What did Flynn do to earn his sacking? Flynn, an army general, had several telephonic discussions with Russian ambassador Sergei Kislyak during the administration of Barack Obama. That he had telephonic conversations wasn’t a secret, its contents were.
Before his appointment, Vice-President Mike Pence had asked him if he had discussed any special issues with Kislyak, specifically on the sanctions. Pence is a seasoned hand in the world of politics and his questioning was in order. It was only after Flynn had categorically said that none of the discussions had been on sensitive issues that Pence had recommended his name to Trump.

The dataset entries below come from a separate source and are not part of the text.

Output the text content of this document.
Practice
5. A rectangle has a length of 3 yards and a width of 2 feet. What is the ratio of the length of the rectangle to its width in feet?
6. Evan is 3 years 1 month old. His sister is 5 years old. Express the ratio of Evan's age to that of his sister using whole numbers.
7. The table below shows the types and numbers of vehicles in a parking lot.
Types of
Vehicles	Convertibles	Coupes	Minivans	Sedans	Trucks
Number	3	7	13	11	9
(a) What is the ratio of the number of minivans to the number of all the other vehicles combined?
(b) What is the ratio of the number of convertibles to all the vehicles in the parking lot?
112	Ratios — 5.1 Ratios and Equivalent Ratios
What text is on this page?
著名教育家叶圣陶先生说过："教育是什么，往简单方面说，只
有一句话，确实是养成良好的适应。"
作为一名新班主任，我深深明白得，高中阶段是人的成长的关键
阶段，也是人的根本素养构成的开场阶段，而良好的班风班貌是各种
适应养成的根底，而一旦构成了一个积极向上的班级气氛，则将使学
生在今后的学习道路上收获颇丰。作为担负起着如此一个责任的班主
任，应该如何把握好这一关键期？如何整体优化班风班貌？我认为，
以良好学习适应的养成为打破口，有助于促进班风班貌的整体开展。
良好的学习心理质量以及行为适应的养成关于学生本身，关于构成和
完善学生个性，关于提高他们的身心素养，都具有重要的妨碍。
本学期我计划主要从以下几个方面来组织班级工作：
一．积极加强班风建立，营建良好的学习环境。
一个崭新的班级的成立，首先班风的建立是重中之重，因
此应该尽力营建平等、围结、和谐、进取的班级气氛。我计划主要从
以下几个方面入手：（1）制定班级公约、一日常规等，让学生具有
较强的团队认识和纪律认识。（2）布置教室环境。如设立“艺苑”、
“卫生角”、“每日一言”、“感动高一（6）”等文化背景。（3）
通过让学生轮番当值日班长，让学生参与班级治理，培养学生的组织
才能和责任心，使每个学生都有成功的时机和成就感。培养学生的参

Later Flynn went back on his words and admitted to having had conversations on the sanctions. That made his position untenable.
Technically, this is none of Trump’s fault. Neither is it Pence’s. However, the aura of disquiet that Trump has already created has magnified this into a mega issue, with experts branding this as a potential security issue.
What Trump is facing today has little to do with the intransigence of Flynn. It has everything to do with the reckless and thoughtless posturing by Trump. Hence it will be Trump who will be left to pick up the pieces if the system collapses on itself.